Two men in slouch hats—Teague and Rolly Leonard, Prof whispered to me—knelt facing each other across the pit. One brother held a tall red rooster, the other the biggest White Leghorn I’d ever seen. Both birds wore three-inch-long razor spurs, shining dully in the dim light. The third brother, Ordney, jostled through the crowd collecting bets. Then, “Fight!” yelled Ordney, and the handlers threw the birds into the pit. As Teague and Rolly jabbed at them, the birds struck out with their spurs. A bloodthirsty roar went up from the bettors as the terrified roosters slashed at each other in a frenzy.
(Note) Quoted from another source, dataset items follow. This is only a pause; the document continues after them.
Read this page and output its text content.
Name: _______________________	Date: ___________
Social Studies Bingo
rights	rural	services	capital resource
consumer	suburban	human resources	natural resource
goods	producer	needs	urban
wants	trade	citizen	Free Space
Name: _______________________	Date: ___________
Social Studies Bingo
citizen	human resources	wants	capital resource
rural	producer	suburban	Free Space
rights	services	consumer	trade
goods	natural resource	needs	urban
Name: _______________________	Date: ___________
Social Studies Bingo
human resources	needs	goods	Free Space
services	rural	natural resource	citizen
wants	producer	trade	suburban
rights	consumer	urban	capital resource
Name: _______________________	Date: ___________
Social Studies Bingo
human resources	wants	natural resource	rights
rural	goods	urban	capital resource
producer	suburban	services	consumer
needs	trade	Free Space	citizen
Finally, the red bird leaped straight up in the air and came down, spurs first, on the neck of the white. A fine spray of scarlet blood jetted out onto the mob. The battle was over.
Rolly picked up the Leghorn and flung its limp remains out the window onto the growing pile of the vanquished in the dooryard. “Go fry, goddamn you,” he growled.
Keep the kids out of the mill? Maybe Phillis and I should do everything in our power to get the kids out of the Kingdom. We were discovering, of course, that no place, no matter how idyllic, is without its dark underside. While some flatlanders might refer to the Kingdom as “God’s country,” I could not romanticize this northern fragment of Appalachia if I intended to write about it. The abusive sex shows at the fair and the barbaric cockfights at the Leonard brothers’ were as much a part of the Kingdom’s traditions and culture as the colorfully dressed, comical straw harvest figures in old-fashioned overalls and sunhats that began to appear on farmhouse porches in early October.